ReGet Pro is a power-downloader's dream come true, with the ability to
queue up to 100 files. (ReGet Lite is limited to 4.) Every version I've tried has been
stable and simple to use -- and 1.4 is completely compatible with Internet Explorer 5.
ReGet now sports a revamped user userface, complete with a additional status panels and a
colorful histogram of download progress.
The Pro' version's broad range of flexible features cover just about every contingency: You can set up file queues from FTP and HTTP sites, any size you like, and you can increase use of your bandwidth by specifying how many downloads you want to be simultaneous. If registration is required by a site, ReGet uses your cookie to access the site and get the target file.
Any interrupted downloads will be resumed where ReGet left off, and the status of each download is displayed in a single viewer window -- no toggling between different windows -- to make progress-checking simple. (Each file in a queue has its own log, so you can tell exactly what happened during downloading.) And progress icons on the viewer make status easy to determine at a glance. You can store defaults for frequently used download lists, such as for passwords, usernames, or local target directories for retrieved files. You don't need to wait around to type in information that ReGet can insert automatically.
For FTP downloads, ReGet can fetch entire directories, and will put it in your machine using the same directory structure. So FTP sites become easier to draw from, and the retrieved files retain their organization. If you're an avid collector of URLs on your clipboard, ReGet can be configured to add clipboard URLs on a variety of schedules you can specify -- and you can disable clipboard URL retrieval when you want to.
ReGet also works with all proxy-servers, and didn't take a big bite out of my system resources or CPU usage. Because of this, it's a great background downloader -- I've tried others that locked me down tight if I tried doing anything else (like open my email program) during a session. ReGet's very generous that way: you can actually use your machine while ReGet's chugging away. (Of course, pay in mind what you've asked ReGet to do.

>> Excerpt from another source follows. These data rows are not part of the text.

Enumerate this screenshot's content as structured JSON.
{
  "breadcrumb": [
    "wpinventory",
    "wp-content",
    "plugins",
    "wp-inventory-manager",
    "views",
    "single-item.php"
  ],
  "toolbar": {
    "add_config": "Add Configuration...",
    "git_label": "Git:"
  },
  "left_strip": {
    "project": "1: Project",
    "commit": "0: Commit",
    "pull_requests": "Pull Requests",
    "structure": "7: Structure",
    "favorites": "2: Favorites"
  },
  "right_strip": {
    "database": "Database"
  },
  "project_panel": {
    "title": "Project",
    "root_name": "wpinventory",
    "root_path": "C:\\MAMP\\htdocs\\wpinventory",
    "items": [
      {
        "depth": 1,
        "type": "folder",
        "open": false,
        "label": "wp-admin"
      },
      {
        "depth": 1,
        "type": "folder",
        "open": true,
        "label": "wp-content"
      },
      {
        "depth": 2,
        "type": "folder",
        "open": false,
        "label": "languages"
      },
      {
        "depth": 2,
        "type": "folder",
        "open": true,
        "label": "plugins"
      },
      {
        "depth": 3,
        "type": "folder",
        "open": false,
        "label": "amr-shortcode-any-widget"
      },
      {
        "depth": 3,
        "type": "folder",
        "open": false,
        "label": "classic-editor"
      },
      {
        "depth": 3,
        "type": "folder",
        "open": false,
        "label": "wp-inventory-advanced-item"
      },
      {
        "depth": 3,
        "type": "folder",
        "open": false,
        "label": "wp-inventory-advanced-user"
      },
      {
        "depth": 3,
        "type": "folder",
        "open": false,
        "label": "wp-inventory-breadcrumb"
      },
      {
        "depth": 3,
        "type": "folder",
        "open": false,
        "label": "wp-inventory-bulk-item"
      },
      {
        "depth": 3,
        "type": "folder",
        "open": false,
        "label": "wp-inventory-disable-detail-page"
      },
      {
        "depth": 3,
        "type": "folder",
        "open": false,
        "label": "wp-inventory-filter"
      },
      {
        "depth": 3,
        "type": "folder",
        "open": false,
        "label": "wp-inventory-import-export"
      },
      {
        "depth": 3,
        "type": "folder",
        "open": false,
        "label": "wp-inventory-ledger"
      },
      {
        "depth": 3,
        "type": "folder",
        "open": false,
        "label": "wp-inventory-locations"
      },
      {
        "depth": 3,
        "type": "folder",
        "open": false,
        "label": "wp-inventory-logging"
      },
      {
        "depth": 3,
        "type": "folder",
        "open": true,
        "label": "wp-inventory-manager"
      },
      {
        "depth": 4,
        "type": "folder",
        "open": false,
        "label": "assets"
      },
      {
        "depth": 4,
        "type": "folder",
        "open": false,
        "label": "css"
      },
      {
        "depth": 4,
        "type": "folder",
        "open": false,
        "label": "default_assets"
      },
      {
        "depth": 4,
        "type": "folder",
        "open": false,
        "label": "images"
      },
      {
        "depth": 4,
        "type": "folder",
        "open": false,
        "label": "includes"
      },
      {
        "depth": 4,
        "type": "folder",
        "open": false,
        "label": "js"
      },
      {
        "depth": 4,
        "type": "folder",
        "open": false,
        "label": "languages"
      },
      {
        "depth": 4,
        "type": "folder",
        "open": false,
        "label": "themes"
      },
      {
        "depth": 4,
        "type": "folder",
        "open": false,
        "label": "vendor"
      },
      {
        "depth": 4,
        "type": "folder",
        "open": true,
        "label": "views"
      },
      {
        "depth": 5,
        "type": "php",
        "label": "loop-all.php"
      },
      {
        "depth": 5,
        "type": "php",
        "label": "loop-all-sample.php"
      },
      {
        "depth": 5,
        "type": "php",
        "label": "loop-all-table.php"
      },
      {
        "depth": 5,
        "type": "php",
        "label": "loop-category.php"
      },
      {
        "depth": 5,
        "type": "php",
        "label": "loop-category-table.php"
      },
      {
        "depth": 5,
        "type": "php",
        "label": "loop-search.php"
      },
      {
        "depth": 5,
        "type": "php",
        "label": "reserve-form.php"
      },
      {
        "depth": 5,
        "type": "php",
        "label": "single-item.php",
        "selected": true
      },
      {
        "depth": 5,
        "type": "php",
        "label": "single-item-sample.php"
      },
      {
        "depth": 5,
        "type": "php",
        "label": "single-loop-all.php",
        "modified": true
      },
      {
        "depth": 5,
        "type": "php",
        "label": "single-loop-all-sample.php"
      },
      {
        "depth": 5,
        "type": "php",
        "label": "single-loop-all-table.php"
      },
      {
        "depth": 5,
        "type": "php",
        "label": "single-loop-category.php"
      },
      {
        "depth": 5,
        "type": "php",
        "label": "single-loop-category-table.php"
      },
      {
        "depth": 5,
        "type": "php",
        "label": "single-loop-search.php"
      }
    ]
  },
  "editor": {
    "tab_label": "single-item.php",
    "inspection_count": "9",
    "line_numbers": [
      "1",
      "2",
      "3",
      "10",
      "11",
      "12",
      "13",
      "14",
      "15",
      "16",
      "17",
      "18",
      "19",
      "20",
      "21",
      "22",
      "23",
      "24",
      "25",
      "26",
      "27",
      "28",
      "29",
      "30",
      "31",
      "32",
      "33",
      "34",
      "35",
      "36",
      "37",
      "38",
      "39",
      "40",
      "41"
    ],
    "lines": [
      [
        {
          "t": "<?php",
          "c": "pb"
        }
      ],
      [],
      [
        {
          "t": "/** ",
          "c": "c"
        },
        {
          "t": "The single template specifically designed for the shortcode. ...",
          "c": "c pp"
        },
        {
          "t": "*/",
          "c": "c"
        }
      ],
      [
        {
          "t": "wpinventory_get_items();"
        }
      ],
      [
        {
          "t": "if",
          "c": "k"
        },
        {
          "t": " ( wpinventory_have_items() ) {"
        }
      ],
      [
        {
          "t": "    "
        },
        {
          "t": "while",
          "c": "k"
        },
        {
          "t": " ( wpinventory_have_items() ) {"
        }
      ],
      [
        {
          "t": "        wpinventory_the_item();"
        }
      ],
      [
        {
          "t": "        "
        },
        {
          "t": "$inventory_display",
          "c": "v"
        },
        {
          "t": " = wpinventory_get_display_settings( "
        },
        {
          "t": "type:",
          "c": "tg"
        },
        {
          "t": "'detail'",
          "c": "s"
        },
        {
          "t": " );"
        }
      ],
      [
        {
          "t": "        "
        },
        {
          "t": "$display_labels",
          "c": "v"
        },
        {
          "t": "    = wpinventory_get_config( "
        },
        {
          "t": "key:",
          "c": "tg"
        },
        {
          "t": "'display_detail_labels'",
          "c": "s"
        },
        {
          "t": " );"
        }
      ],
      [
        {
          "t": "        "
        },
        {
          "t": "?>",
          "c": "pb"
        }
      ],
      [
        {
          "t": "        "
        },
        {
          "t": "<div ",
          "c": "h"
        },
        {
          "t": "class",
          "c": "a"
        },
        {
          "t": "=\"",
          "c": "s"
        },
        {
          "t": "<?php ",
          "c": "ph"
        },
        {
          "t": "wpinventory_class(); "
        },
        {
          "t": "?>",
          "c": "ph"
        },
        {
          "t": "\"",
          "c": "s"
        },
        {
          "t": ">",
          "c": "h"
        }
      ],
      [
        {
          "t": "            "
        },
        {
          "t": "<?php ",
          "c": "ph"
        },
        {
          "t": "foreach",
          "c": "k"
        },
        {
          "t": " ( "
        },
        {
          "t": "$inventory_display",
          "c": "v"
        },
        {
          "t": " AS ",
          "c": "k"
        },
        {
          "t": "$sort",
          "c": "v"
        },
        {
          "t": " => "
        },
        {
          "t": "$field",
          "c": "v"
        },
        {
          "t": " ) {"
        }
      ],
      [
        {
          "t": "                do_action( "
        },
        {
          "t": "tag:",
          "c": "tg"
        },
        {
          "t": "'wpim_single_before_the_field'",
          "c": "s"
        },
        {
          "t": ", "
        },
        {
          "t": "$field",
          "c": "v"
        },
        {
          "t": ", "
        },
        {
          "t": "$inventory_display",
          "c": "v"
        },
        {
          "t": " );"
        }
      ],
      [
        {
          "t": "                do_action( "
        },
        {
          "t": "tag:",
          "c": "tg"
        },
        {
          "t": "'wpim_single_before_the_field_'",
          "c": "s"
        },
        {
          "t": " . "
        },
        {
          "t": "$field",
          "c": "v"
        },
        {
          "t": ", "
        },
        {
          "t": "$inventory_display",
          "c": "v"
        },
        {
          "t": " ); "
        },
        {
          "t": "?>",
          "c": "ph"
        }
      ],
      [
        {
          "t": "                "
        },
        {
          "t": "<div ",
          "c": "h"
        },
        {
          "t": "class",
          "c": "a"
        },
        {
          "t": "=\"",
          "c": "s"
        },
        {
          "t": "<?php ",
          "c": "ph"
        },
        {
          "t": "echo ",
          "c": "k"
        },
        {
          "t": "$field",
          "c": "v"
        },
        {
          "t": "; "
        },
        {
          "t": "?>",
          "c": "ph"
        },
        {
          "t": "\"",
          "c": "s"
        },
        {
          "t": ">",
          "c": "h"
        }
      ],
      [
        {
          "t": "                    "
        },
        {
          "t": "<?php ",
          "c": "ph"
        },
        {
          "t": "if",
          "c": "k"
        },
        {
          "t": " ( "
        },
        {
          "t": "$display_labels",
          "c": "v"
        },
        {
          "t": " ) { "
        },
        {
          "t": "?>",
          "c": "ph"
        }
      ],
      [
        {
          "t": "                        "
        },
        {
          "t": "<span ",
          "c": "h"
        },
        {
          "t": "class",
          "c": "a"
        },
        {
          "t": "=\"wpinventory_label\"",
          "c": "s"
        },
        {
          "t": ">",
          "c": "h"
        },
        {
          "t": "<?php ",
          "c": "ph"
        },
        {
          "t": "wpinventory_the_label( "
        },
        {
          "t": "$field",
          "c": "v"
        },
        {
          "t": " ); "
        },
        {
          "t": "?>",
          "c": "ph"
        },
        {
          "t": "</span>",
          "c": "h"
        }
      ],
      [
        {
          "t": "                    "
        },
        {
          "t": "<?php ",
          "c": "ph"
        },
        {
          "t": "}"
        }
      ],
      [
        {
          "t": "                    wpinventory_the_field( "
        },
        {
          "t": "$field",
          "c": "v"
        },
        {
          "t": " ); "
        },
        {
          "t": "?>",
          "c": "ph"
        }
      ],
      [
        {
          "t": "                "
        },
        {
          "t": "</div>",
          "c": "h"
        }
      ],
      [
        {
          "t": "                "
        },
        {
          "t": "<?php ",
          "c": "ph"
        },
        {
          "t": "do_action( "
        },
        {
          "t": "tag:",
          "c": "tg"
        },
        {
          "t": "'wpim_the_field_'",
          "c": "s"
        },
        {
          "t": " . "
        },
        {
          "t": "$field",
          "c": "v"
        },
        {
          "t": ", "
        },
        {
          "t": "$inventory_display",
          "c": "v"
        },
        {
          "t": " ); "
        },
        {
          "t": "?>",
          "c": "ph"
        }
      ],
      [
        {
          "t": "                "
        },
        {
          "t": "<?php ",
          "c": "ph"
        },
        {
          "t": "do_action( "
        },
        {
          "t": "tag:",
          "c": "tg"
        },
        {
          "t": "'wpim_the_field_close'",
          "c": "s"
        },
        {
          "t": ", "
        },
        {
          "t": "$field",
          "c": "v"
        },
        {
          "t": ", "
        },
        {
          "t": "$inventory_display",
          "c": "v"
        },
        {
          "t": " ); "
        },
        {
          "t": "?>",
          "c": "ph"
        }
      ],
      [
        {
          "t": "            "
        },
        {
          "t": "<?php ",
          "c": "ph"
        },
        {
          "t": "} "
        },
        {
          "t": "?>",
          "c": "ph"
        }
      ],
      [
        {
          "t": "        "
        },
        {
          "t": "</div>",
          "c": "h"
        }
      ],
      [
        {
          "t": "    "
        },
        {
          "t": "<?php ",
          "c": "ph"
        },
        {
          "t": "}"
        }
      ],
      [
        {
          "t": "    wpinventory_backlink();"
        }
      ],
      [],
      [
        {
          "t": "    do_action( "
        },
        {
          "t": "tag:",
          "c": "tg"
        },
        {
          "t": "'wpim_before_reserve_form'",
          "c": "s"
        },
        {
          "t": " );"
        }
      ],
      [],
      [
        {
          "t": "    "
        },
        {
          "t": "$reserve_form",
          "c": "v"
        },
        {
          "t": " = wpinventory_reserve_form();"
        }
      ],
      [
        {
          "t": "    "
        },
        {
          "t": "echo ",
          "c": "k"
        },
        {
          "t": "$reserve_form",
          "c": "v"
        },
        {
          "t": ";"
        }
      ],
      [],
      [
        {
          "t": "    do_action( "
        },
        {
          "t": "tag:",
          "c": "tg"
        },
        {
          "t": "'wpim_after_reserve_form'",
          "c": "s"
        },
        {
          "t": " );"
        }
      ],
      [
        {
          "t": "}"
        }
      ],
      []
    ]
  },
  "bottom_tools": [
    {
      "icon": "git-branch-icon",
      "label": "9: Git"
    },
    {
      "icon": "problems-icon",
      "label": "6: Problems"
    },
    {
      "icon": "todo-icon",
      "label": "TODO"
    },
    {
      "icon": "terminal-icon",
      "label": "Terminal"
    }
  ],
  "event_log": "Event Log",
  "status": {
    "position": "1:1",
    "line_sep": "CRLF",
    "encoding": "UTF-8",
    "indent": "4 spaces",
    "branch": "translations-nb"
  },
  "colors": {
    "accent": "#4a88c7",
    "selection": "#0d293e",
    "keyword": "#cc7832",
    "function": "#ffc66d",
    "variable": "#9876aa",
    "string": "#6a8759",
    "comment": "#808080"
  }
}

Simultaneous downloads, if you've chosen that option, will busy things up.) I've tried other downloaders that were finicky, didn't like my browser, my target directory, my operating system, or my hair color -- but ReGet proved happily reliable.
Both editions of this program are very easy to install, set up, and work with, and there's a good help file with more support and detailed FAQ at the product web site. ReGet's a keeper, a must-have if you do volume downloads! ReGet includes English, German, Spanish, Russian, and Japanese language options. Pricing and registration information is contained both within the program and at the web site. By registering, you get full functionality, and turn off the ads.